This week has been very productive and I now feel as if I am beginning to progress in narrowing down my list of unfound places. Over the course of the week I have been working through my spreadsheet of place names and acting as a detective to locate them in Scotland. Overall, it has been successful with 324 places correctly identified out of the 500 missing places.
The Process of Finding Places
- I have been starting the process by using the National Library of Scotland’s georeferenced Ordnance Survey 1890 map and typing in the name of the settlement into the gazetteer search box.
This OS 1890 map is one of the most detailed maps for all of Scotland containing many settlements that no longer exist in the later versions of this map. So it is the best resource for locating places. However, the 1890 OS map was produced three hundred years after the locations of the accused Scottish witches started to be recorded and so a lot has also changed within this time.
If a suggested place in the search box has similar spelling and Burgh location to what is noted in the Witchcraft Database then I will click on this suggestion and the map to move to this selected area.
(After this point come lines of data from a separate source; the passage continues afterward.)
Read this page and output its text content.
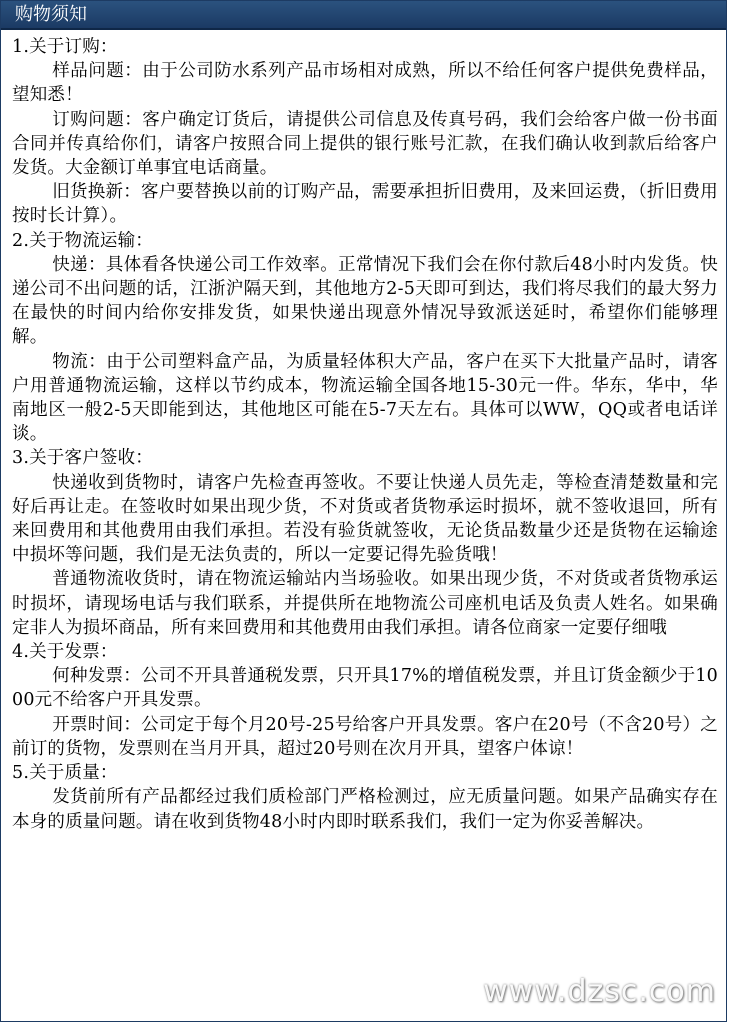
购物须知
1.关于订购：
样品问题：由于公司防水系列产品市场相对成熟，所以不给任何客户提供免费样品，望知悉！
订购问题：客户确定订货后，请提供公司信息及传真号码，我们会给客户做一份书面合同并传真给你们，请客户按照合同上提供的银行账号汇款，在我们确认收到款后给客户发货。大金额订单事宜电话商量。
旧货换新：客户要替换以前的订购产品，需要承担折旧费用，及来回运费，（折旧费用按时长计算）。
2.关于物流运输：
快递：具体看各快递公司工作效率。正常情况下我们会在你付款后48小时内发货。快递公司不出问题的话，江浙沪隔天到，其他地方2-5天即可到达，我们将尽我们的最大努力在最快的时间内给你安排发货，如果快递出现意外情况导致派送延时，希望你们能够理解。
物流：由于公司塑料盒产品，为质量轻体积大产品，客户在买下大批量产品时，请客户用普通物流运输，这样以节约成本，物流运输全国各地15-30元一件。华东，华中，华南地区一般2-5天即能到达，其他地区可能在5-7天左右。具体可以WW，QQ或者电话详谈。
3.关于客户签收：
快递收到货物时，请客户先检查再签收。不要让快递人员先走，等检查清楚数量和完好后再让走。在签收时如果出现少货，不对货或者货物承运时损坏，就不签收退回，所有来回费用和其他费用由我们承担。若没有验货就签收，无论货品数量少还是货物在运输途中损坏等问题，我们是无法负责的，所以一定要记得先验货哦！
普通物流收货时，请在物流运输站内当场验收。如果出现少货，不对货或者货物承运时损坏，请现场电话与我们联系，并提供所在地物流公司座机电话及负责人姓名。如果确定非人为损坏商品，所有来回费用和其他费用由我们承担。请各位商家一定要仔细哦
4.关于发票：
何种发票：公司不开具普通税发票，只开具17%的增值税发票，并且订货金额少于1000元不给客户开具发票。
开票时间：公司定于每个月20号-25号给客户开具发票。客户在20号（不含20号）之前订的货物，发票则在当月开具，超过20号则在次月开具，望客户体谅！
5.关于质量：
发货前所有产品都经过我们质检部门严格检测过，应无质量问题。如果产品确实存在本身的质量问题。请在收到货物48小时内即时联系我们，我们一定为你妥善解决。
www.dzsc.com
Although, as spelling has changed a lot over the years so many of the places are not easily found using this search gazetteer. So I have needed to think out of the box with changing the spelling of places and searching using other sources such as the Gazetteer of Scotland for alternative spellings.
Failing a change in spelling working, I have then been searching for the parish location and manually searching the surrounding area in search for a similar settlement name. These techniques tended to be successful in finding the different residence settlements for many of the accused witches recorded in the database.
- Next step is to find the Q number from Wikidata for each settlement. I searched this place name on Wikidata and if it already existed then I copied the Q number and added it to the spreadsheet for the associated accused witch. These locations will then later be added to Wikidata as the residence location for the specific witch.
Many of the locations are yet to have a Wikidata entry and so these can be manually added to Wikidata in a few minutes. All that is needed is the name of the place, a description of the settlement and the coordinate values which can be copied from the OS map and added to Wikidata.
I have followed this process for all of the unknown places along with using some other websites and books for any extra hints for finding locations. This process has resulted in 324 places being found. However, there is 139 places that I cannot locate in Scotland and another 37 places that I am not 100% sure on my findings. So these places are going to need some extra work for the next week to be located.
Conectando Wikipedia Edit-A-Thon event
Aside from my main task this week of finding locations, I also got to take part in the Conectando Edit-Thon event which was a nice break from the place finding. The event firstly involved a tour of the Conectando exhibition at the University of Edinburgh’s main library. The exhibition was celebrating the centenary of the university teaching Spanish as a degree subject with different books, letters and paintings from over this period. After this there was another editing event where everyone added different Spanish or Portuguese pages to Wikipedia from artwork, instruments to important people that studied Spanish at Edinburgh.
I tried to practice my Wikidata SPARQL queries at this event by creating queries related to people that studied Spanish at the university. Although, I found it difficult to find results for many of my queries due to a lack of data being added onto Wikidata related to subjects that people studied. But if I find any spare time it would be nice to go back and add to these.